When integrating with fabric APIs, you must authenticate daily before making any API requests. Authentication establishes the necessary access to retrieve and send data.

If you encounter the error below, this means authentication hasn't been completed.

```json theme={null}
401: {"detail":"Authentication credentials were not provided."}
```

To resolve this, you must successfully authenticate before making any further API calls.

## Getting an Access Token

API clients are required to have both a `client_id` and `client_secret` to generate an authentication token. The following steps outline how to get your required credentials.

1. Log in to fabric Dropship.

2. In the top navigation, click **Merchant or Supplier Settings** from the merchant/supplier dropdown. The dropdown will match your merchant/supplier name.

   The **Merchant or Supplier Settings** page is displayed.

3. Click **API Clients**.

   The **API Clients** page is displayed with a list of all your active API clients.

4. Click **Add API Client**.

   The **Create API Client** window is displayed.

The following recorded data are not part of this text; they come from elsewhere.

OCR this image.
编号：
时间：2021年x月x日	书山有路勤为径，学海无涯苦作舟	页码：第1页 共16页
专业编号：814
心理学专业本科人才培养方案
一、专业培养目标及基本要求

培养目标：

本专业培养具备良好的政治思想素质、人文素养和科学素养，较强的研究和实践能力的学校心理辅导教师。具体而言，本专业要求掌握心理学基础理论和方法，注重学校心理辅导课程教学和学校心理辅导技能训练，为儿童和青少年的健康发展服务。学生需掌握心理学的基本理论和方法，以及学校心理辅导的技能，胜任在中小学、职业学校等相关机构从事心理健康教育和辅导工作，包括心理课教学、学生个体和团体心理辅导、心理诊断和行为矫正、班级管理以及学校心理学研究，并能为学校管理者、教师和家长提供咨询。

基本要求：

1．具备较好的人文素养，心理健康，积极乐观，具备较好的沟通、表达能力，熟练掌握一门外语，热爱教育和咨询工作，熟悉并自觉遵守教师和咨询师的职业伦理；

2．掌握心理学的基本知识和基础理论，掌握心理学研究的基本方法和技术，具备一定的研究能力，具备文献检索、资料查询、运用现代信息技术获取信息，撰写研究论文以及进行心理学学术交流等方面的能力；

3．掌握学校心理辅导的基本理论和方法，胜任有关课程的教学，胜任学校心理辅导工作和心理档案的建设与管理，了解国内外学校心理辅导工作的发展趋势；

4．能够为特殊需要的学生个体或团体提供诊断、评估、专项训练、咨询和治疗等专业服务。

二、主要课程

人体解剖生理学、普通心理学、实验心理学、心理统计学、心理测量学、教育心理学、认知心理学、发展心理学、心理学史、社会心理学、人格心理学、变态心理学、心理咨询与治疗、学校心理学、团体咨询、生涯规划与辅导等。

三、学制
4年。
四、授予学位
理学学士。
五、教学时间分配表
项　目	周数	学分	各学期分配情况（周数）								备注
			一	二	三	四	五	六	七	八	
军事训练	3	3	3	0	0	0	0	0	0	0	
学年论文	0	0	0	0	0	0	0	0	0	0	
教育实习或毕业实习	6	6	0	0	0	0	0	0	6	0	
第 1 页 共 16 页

5. In the **Client Name** field, enter a client name.

   This name will be used to differentiate each of your API clients. You can have multiple API clients as needed.

6. Click **Create Client**

   The API client is created and appears in the **API Clients** table.

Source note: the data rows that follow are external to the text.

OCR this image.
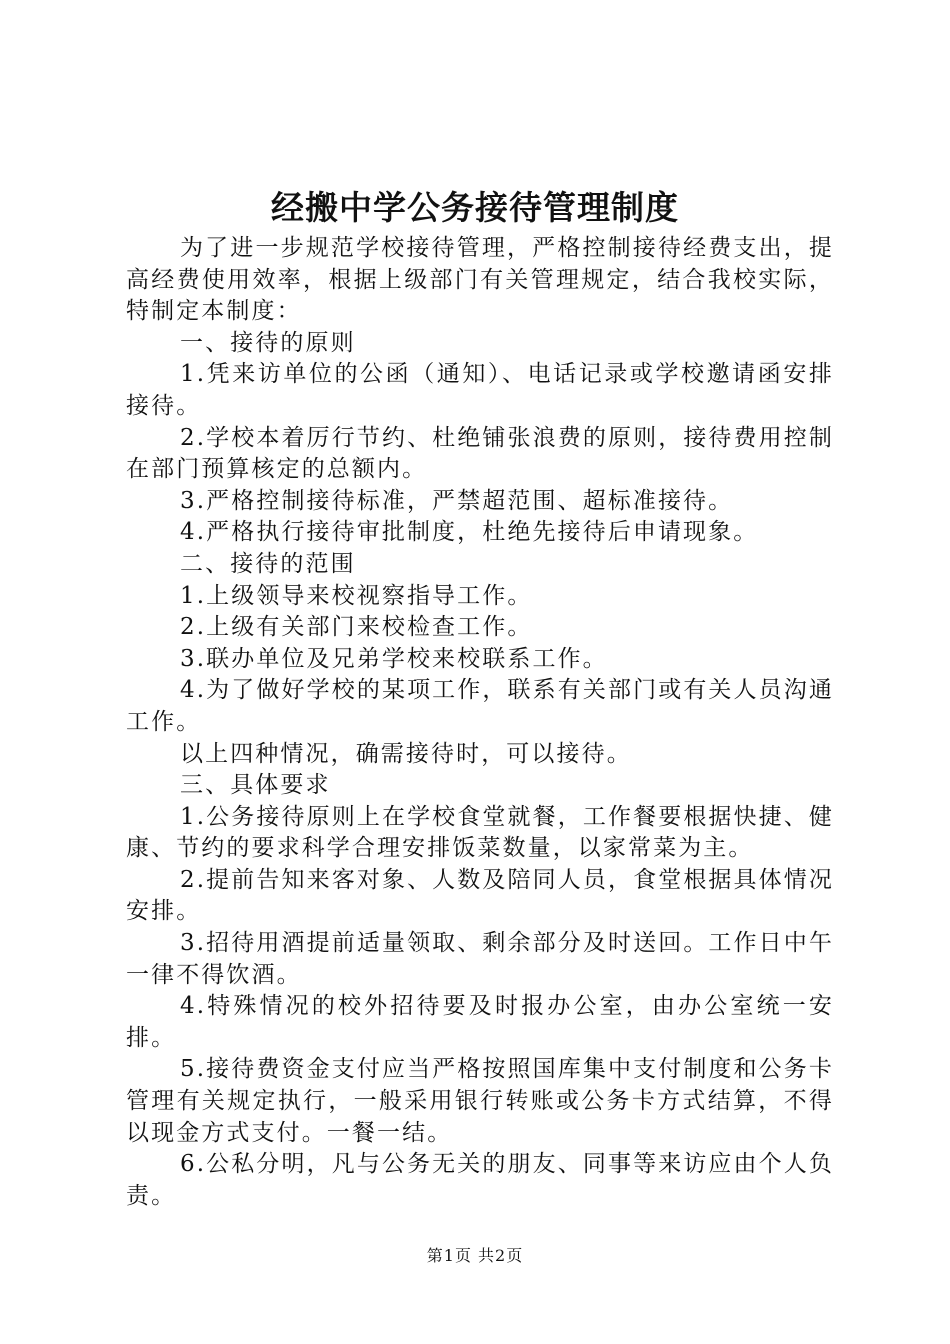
经搬中学公务接待管理制度

为了进一步规范学校接待管理，严格控制接待经费支出，提高经费使用效率，根据上级部门有关管理规定，结合我校实际，特制定本制度：

一、接待的原则

1.凭来访单位的公函（通知）、电话记录或学校邀请函安排接待。

2.学校本着厉行节约、杜绝铺张浪费的原则，接待费用控制在部门预算核定的总额内。

3.严格控制接待标准，严禁超范围、超标准接待。

4.严格执行接待审批制度，杜绝先接待后申请现象。

二、接待的范围

1.上级领导来校视察指导工作。

2.上级有关部门来校检查工作。

3.联办单位及兄弟学校来校联系工作。

4.为了做好学校的某项工作，联系有关部门或有关人员沟通工作。

以上四种情况，确需接待时，可以接待。

三、具体要求

1.公务接待原则上在学校食堂就餐，工作餐要根据快捷、健康、节约的要求科学合理安排饭菜数量，以家常菜为主。

2.提前告知来客对象、人数及陪同人员，食堂根据具体情况安排。

3.招待用酒提前适量领取、剩余部分及时送回。工作日中午一律不得饮酒。

4.特殊情况的校外招待要及时报办公室，由办公室统一安排。

5.接待费资金支付应当严格按照国库集中支付制度和公务卡管理有关规定执行，一般采用银行转账或公务卡方式结算，不得以现金方式支付。一餐一结。

6.公私分明，凡与公务无关的朋友、同事等来访应由个人负责。

第1页 共2页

7. Click the name of the API client you just created.

   The **Client Credentials** page is displayed. On this page you can see an **Authentication URL** used to generate a token, your **API URL**, **Retailer ID or Brand ID**, and `client_id`. The **Retailer ID or Brand ID** is used in most API calls as a required path parameter depending on if you are using merchant or brand API endpoints.

8. In the **Client Secret** field, click **Get Client Secret**.

   The **API Secret** window is displayed with a warning message.

<Note> You will only be able to see your API secret once. If you lose it, you will have to generate a new set of credentials. </Note>

9. Click **Show API Secret**.

   The **API Secret** is displayed, save this secret somewhere secure. This is used as the `client_secret`. You now have the credentials needed to generate an access token.

10. To obtain an access token, you must authenticate using the **Client Credentials** grant type. The request body should be *x-www-form-urlencoded* as shown below.

```bash theme={null}
curl --location --request POST 'https://marketplace-api.fabric.inc/auth/token/'  
--header 'accept: application/json'  
--header 'cache-control: no-cache'  
--header 'content-type: application/x-www-form-urlencoded'  
--data-urlencode 'grant_type=client_credentials'    
--data-urlencode 'client_id={{clientId}}'  
--data-urlencode 'client_secret={{clientSecret}}'
```

The following JSON response is returned:

```json theme={null}
HTTP/1.1 200 OK
{
  "access_token": "0oW0r4m1pjIlb5UJujZA5iVuse0XSn",
  "token_type": "Bearer",
  "expires_in": 36000,
  "scope": "read write"
}

```

After an access token has been obtained, you can make requests to protected endpoints by including your access token in the **Authorization** header.